Federal Employees Must Challenge Adverse Employment Actions Pursuant to the Procedural Route Prescribed by the Civil Service Reform Act

On June 11, 2012, in a 6-3 opinion authored by Justice Thomas, the U.S. Supreme Court held that the Civil Service Reform Act of 1978 (CSRA) provides the exclusive avenue to judicial review even when a qualifying federal employee challenges an adverse employment action by arguing that a federal statute is unconstitutional.

In Elgin, et al. v. Department of Treasury, et al., all of the petitioners were male federal employees who were fired for failing to register for the Selective Service. The Military Selective Service Act requires, with few exceptions, that all male U.S. citizens between the ages of 18 and 25 register for the draft. A different federal law bars from civil service anyone who knowingly refused to do so.

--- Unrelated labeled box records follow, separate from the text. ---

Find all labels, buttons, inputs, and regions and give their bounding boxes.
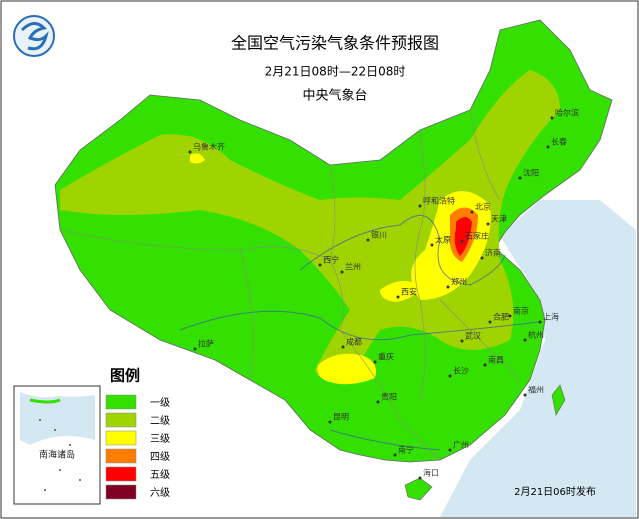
legend-title: 图例 xyxy=(110,367,140,385)
city-label: 银川 xyxy=(371,230,387,240)
city-dot xyxy=(188,150,192,154)
city-dot xyxy=(448,448,452,452)
city-dot xyxy=(393,453,397,457)
city-dot xyxy=(418,204,422,208)
legend-label: 五级 xyxy=(150,469,170,481)
city-label: 呼和浩特 xyxy=(423,196,455,206)
level-3-area xyxy=(317,353,376,385)
city-dot xyxy=(470,210,474,214)
level-2-area xyxy=(175,136,205,157)
city-dot xyxy=(446,285,450,289)
province-borders xyxy=(59,109,521,461)
city-label: 贵阳 xyxy=(381,392,397,402)
city-dot xyxy=(376,400,380,404)
city-label: 乌鲁木齐 xyxy=(193,142,225,152)
footer: 2月21日06时发布 xyxy=(514,485,596,498)
city-label: 武汉 xyxy=(465,331,481,341)
logo xyxy=(13,15,55,57)
legend-swatch xyxy=(105,394,137,410)
legend-label: 三级 xyxy=(150,433,170,445)
city-dot xyxy=(193,347,197,351)
city-dot xyxy=(318,263,322,267)
city-dot xyxy=(538,320,542,324)
title: 全国空气污染气象条件预报图 xyxy=(231,34,439,53)
legend-label: 一级 xyxy=(150,397,170,409)
city-dot xyxy=(550,116,554,120)
inset-label: 南海诸岛 xyxy=(39,449,75,461)
city-label: 石家庄 xyxy=(465,231,489,241)
city-dot xyxy=(486,222,490,226)
city-label: 拉萨 xyxy=(198,339,214,349)
city-label: 长春 xyxy=(551,137,567,147)
legend-swatch xyxy=(105,430,137,446)
city-label: 成都 xyxy=(346,337,362,347)
legend-swatch xyxy=(105,466,137,482)
city-label: 杭州 xyxy=(528,330,544,340)
level-1-area xyxy=(551,384,566,416)
city-dot xyxy=(508,314,512,318)
subtitle: 2月21日08时—22日08时 xyxy=(265,65,406,79)
city-label: 兰州 xyxy=(345,262,361,272)
city-dot xyxy=(341,345,345,349)
rivers xyxy=(179,215,541,451)
level-3-area xyxy=(380,281,420,302)
city-dot xyxy=(523,338,527,342)
city-dot xyxy=(366,238,370,242)
city-dot xyxy=(518,176,522,180)
legend-swatch xyxy=(105,448,137,464)
city-label: 重庆 xyxy=(378,352,394,362)
city-dot xyxy=(483,363,487,367)
inset-sea xyxy=(20,392,95,445)
city-label: 哈尔滨 xyxy=(555,108,579,118)
legend-label: 六级 xyxy=(150,487,170,499)
city-dot xyxy=(546,145,550,149)
city-dot xyxy=(480,256,484,260)
city-dot xyxy=(430,243,434,247)
city-dot xyxy=(460,339,464,343)
city-label: 西安 xyxy=(401,287,417,297)
level-1-area xyxy=(404,477,433,501)
city-label: 上海 xyxy=(543,312,559,322)
legend-swatch xyxy=(105,412,137,428)
city-label: 天津 xyxy=(491,214,507,224)
city-dot xyxy=(328,420,332,424)
city-label: 南宁 xyxy=(398,445,414,455)
city-dot xyxy=(373,360,377,364)
city-label: 昆明 xyxy=(333,413,349,422)
legend-label: 二级 xyxy=(150,415,170,427)
city-dot xyxy=(460,239,464,243)
city-dot xyxy=(340,270,344,274)
city-label: 南京 xyxy=(513,306,529,316)
city-label: 北京 xyxy=(475,202,491,212)
city-dot xyxy=(396,295,400,299)
inset-land xyxy=(29,398,61,404)
city-dot xyxy=(418,476,422,480)
city-label: 广州 xyxy=(453,440,469,450)
city-label: 西宁 xyxy=(323,255,339,265)
legend-swatch xyxy=(105,484,137,500)
city-label: 长沙 xyxy=(453,366,469,376)
city-label: 南昌 xyxy=(488,355,504,365)
inset-islands xyxy=(39,419,81,491)
city-label: 济南 xyxy=(485,248,501,258)
level-5-area xyxy=(454,217,472,256)
city-dot xyxy=(448,374,452,378)
legend-label: 四级 xyxy=(150,451,170,463)
city-label: 太原 xyxy=(435,235,451,245)
city-dot xyxy=(488,320,492,324)
city-label: 郑州 xyxy=(451,277,467,287)
city-label: 合肥 xyxy=(493,312,509,322)
city-label: 沈阳 xyxy=(523,168,539,178)
city-label: 福州 xyxy=(528,386,544,395)
city-label: 海口 xyxy=(423,468,439,478)
issuer: 中央气象台 xyxy=(302,88,367,104)
level-3-area xyxy=(190,153,205,164)
sea xyxy=(440,200,636,517)
city-dot xyxy=(523,393,527,397)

Mr. Elgin and the other petitioners challenged their firings in a suit in Federal District Court. They argued that they should not have been fired because the Military Selective Service Act and the federal law barring them from civil service for knowingly refusing to register are unconstitutional. The Federal District Court denied petitioners' constitutional claims on the merits. The First Circuit vacated and remanded with instructions to dismiss for lack of jurisdiction. The First Circuit held that challenges to a removal are not exempt from the CSRA review scheme simply because an employee challenges the constitutionality of the statute authorizing the removal.

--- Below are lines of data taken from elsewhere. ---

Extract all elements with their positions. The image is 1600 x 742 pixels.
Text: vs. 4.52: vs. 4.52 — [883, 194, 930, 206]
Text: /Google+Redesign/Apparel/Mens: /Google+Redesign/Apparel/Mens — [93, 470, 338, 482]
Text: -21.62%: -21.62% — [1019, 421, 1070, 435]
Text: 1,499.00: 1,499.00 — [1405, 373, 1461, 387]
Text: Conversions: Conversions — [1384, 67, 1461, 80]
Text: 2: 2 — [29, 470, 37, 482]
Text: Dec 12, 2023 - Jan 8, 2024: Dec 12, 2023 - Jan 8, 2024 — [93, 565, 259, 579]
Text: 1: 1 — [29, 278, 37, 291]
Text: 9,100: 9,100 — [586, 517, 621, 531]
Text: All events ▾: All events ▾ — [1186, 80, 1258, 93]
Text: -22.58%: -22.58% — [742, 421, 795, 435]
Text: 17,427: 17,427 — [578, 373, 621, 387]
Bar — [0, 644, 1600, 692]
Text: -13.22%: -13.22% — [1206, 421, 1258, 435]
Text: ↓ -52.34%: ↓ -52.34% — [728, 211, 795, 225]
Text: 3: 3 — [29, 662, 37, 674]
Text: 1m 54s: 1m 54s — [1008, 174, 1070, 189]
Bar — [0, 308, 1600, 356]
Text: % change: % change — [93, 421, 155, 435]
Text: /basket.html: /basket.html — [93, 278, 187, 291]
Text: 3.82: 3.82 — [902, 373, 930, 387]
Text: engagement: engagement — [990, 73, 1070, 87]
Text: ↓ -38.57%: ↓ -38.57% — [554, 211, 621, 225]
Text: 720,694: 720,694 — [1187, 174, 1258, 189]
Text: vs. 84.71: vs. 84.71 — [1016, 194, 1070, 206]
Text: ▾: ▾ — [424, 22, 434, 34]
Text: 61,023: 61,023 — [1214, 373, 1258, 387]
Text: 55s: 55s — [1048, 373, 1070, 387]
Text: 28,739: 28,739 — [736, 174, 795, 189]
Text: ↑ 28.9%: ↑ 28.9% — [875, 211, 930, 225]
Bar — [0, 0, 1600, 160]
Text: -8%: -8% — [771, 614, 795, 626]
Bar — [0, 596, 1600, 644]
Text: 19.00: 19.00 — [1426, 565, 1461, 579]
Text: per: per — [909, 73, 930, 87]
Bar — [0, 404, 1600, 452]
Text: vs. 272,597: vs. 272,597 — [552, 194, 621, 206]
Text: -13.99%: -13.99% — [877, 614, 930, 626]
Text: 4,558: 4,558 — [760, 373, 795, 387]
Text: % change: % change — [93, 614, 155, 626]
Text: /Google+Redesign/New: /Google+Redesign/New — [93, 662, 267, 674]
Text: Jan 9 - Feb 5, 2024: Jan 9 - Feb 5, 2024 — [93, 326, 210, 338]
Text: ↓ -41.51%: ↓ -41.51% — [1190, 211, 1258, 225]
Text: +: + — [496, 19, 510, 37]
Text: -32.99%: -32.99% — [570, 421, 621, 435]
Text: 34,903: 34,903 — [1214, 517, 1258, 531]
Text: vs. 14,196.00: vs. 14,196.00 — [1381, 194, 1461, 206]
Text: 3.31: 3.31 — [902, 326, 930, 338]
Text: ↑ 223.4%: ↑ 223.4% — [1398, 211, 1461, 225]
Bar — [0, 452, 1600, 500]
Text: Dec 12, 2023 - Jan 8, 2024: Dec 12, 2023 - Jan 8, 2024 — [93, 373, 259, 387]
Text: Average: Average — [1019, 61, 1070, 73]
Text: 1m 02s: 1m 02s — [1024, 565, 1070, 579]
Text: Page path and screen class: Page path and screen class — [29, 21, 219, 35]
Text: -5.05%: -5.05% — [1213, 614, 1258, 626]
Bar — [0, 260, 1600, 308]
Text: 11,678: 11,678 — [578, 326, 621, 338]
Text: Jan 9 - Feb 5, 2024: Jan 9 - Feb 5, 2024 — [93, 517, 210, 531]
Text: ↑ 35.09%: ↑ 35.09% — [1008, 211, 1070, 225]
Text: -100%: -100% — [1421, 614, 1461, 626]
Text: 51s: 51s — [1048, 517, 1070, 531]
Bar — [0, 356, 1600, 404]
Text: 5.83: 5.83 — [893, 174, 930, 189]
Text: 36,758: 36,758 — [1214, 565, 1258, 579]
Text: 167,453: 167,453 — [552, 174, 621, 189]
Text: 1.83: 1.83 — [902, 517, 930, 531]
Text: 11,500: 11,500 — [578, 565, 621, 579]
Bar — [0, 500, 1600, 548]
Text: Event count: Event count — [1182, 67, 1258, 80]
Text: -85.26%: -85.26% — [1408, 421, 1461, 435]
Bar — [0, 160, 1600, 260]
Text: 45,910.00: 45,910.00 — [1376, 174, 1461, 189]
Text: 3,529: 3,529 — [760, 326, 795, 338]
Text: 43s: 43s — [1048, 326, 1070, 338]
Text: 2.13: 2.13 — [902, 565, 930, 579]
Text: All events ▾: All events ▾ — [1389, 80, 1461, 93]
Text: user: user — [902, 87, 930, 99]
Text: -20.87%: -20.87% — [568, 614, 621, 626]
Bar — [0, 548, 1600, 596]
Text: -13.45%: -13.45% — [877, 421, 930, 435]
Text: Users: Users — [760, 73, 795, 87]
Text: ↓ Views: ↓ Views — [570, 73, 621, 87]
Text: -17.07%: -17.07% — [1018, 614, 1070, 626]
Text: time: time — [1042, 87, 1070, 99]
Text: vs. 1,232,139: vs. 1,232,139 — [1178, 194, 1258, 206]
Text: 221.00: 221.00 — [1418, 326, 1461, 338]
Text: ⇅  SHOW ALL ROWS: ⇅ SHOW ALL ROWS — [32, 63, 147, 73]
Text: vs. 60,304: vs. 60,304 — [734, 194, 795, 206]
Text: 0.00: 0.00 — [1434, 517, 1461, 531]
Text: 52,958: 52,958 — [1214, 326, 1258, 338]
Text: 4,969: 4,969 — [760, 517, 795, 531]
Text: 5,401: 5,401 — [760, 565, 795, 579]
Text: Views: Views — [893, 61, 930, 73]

The U.S. Supreme Court agreed to hear the case to decide whether the CSRA precludes District Court jurisdiction over the petitioners’ claims even though they are constitutional claims for equitable relief. In other words, the issue was not whether petitioners’ constitutional challenge was correct, but rather how petitioners get to raise their challenge. To that end, the Supreme Court concluded that it is “fairly discernable” from the CSRA’s text, structure and purpose that Congress intended that petitioners must first bring their claims to the Merit Systems Protection Board (MSPB), rather than District Court, even if the MSPB cannot declare a law unconstitutional. The Supreme Court reasoned that even if the MSPB cannot decide a constitutional question, the Federal Circuit that reviews MSPB decisions could. Therefore, there is no reason to believe that Congress meant to allow litigants like petitioners to bypass the procedure it created for most other employment-related claims.

This case is obviously of great interest to federal employers, employees, and their respective representatives. However, it will also be interesting to see what impact, if any, this decision has on future employment-related matters that come before the U.S. Supreme Court.